If You Believe In Something, You Have To Stand Up For It

By

“Haha! You’re funny looking!”

The voices of the kids rang in my head as I willed myself not to cry. But, I couldn’t help it. I saw a teardrop fall into the sand that I had been trying to shape into a pillar for my castle.

I was in kindergarten.

The beginnings of my childhood were the worst. Even to this day, I still don’t understand how children could be so cruel. They don’t use curse words, like the n-word, and they don’t even say those heart-wrenching things you hear when you see two couples fighting (or it may be that you were one of those couples).

They were children. All they knew was the truth. And the truth was, I was different. I had a different look, different lifestyle, different family, different in a bunch of other possible ways. I didn’t have blonde hair or blue eyes. I didn’t have white skin, although I’m pretty sure I was paler than most of the people there. It was the yellow undertone that would make those kids mock me. It was my straight black hair that they would laugh at simply because it wasn’t like the rest of them.

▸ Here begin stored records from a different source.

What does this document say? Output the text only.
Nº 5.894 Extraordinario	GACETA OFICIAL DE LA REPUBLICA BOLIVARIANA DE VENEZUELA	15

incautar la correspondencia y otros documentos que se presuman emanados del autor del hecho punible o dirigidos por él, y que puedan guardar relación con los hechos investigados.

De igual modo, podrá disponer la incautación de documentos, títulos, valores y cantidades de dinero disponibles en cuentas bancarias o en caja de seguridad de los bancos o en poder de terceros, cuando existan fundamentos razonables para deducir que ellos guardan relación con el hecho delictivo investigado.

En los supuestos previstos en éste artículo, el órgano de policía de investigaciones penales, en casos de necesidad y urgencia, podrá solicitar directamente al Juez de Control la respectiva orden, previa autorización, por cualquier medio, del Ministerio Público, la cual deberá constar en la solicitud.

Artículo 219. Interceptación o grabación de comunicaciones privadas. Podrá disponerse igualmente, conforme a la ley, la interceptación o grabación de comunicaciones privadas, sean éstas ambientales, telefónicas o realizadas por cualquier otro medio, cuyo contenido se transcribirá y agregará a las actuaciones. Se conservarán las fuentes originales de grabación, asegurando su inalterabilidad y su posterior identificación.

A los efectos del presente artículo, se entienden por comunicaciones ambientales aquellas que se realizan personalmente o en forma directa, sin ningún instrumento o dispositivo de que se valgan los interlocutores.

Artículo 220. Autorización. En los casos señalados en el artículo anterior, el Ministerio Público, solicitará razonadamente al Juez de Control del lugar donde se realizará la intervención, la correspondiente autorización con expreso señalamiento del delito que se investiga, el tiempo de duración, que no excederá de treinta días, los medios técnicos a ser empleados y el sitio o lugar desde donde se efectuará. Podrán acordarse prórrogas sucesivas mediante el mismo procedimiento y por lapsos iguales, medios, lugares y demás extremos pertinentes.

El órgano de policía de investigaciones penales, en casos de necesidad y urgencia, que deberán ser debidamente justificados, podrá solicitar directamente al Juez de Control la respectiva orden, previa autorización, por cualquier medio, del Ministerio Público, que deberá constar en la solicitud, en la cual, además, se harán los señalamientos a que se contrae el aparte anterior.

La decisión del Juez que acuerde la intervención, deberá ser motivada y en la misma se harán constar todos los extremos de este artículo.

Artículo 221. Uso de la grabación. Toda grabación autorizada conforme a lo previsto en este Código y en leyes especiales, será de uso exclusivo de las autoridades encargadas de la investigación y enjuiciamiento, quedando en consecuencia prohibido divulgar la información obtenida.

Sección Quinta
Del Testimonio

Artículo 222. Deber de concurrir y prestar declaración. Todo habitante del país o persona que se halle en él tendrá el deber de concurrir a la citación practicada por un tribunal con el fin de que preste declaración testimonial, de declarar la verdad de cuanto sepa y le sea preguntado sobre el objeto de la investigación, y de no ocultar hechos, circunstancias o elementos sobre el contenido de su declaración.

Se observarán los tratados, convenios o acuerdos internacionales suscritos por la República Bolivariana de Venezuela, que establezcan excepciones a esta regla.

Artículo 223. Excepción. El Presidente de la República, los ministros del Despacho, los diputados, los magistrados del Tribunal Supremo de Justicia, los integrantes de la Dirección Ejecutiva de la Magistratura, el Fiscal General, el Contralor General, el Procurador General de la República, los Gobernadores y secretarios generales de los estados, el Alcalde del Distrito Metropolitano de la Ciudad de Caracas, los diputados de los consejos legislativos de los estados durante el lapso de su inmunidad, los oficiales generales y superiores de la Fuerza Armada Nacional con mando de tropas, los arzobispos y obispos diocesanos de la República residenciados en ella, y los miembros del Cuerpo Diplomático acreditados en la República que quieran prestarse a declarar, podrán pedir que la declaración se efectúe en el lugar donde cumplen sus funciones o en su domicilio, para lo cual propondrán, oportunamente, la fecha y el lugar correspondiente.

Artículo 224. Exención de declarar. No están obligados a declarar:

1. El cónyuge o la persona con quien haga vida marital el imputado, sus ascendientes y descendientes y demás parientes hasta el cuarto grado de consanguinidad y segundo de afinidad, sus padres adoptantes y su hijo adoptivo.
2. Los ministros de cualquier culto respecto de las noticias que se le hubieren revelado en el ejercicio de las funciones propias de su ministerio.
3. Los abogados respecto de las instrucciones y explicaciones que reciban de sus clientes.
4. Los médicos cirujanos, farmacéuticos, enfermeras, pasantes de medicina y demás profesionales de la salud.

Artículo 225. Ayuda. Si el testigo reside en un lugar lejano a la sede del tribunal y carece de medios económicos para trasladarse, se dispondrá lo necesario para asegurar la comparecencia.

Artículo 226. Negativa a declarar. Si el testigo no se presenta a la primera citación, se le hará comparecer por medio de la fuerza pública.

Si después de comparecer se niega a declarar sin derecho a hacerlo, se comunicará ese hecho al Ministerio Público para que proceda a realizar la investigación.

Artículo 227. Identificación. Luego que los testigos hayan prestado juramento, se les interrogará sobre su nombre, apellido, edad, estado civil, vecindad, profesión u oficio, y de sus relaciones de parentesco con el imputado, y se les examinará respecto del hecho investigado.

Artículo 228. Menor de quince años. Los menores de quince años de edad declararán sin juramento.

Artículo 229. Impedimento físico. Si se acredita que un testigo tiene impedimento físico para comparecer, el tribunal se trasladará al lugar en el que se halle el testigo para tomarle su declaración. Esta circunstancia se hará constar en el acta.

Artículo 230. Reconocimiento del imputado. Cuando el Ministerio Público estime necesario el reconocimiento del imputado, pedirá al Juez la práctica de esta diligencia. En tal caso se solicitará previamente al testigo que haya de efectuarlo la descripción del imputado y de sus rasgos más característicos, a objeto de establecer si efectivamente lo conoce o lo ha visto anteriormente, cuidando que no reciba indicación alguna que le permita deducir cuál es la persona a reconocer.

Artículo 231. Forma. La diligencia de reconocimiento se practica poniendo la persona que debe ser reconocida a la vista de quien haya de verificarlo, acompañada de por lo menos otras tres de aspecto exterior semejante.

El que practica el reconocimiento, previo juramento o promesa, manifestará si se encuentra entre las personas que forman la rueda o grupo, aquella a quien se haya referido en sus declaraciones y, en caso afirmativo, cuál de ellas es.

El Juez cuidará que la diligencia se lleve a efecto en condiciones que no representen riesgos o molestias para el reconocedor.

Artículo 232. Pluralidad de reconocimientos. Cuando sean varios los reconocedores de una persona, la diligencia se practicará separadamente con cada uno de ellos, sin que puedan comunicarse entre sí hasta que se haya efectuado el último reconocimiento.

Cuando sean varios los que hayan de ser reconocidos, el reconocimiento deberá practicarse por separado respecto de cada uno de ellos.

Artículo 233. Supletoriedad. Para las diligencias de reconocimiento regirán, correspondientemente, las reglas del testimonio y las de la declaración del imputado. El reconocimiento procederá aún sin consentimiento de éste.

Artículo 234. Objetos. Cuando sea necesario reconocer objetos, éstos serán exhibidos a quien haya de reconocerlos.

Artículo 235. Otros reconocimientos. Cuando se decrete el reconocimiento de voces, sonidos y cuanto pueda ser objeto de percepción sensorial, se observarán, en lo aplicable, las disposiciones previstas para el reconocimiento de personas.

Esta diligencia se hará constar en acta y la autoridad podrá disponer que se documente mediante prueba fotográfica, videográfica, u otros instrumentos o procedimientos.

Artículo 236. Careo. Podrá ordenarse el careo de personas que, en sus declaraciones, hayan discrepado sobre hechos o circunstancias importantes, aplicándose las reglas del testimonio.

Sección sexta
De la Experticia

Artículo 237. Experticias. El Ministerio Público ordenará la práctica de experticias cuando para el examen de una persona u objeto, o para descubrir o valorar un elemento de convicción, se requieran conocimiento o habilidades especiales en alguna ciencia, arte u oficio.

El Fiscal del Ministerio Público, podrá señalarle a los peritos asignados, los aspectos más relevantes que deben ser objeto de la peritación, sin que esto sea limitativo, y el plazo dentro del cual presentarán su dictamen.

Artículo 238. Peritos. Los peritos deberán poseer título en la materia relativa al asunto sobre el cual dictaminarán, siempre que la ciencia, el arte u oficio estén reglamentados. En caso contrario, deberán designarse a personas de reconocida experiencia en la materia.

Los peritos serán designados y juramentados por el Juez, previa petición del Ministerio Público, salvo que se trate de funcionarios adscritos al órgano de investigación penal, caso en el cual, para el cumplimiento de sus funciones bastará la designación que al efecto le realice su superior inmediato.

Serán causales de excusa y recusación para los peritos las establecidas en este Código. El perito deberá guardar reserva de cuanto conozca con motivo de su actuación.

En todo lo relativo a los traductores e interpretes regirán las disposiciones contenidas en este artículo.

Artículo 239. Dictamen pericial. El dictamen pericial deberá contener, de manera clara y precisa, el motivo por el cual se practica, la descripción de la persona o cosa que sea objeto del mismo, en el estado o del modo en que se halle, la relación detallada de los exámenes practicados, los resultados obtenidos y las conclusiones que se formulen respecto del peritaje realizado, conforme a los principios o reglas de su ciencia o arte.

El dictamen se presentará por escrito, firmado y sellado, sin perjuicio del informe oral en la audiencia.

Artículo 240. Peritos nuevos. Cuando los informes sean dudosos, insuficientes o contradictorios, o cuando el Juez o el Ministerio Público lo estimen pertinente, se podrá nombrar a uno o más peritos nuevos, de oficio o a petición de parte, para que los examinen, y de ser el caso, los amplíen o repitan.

I dreaded every day of kindergarten. I would hide under the covers until my mom came and dragged me up. Every day, I would go into class, already hearing the laughter of my classmates. The teacher was of no use. I would go to her and cry into her long skirt but she would feign ignorance or simply tell me to brush off. How cruel society could be.


It wasn’t until one day as I was playing in my sandbox, creating now the doors to my castle, that the kids came over again.

I heard their start words and before I could stop myself, I stood up angrily with my fist clenched, “Stop it! You all are just bullies!” (Or at least, that’s what I remembered I said, it was over a decade ago).

Then there was just silence. No one said anything for what seemed like forever.

After a while, they walked away and I was left alone to my sandbox. The next day, as I was sitting in my sandbox, I saw the shadows come over me again.

I looked up, getting ready to hear what taunts the other kids would throw at me. However, it was another girl with some of the kids standing there, looking confused. But, the girl was smiling as she held a plastic shovel to me.

“Can we play with you?”

Hesitantly, I nodded, still unsure of this sudden act of what seemed to be friendship.

That day, I was able to finish building my castle, even laughing and having fun with the rest of the kids while we made every part of it. It wasn’t the fact that I was different that they laughed at me. It was that I didn’t stand up for myself. I was afraid of who I was, trying to hide away, day after day, from my problems.

I take this lesson with me in whatever I do. If you truly believe in something, you will stand up for it. You will stand up for yourself and not let anything or anyone else get in your way.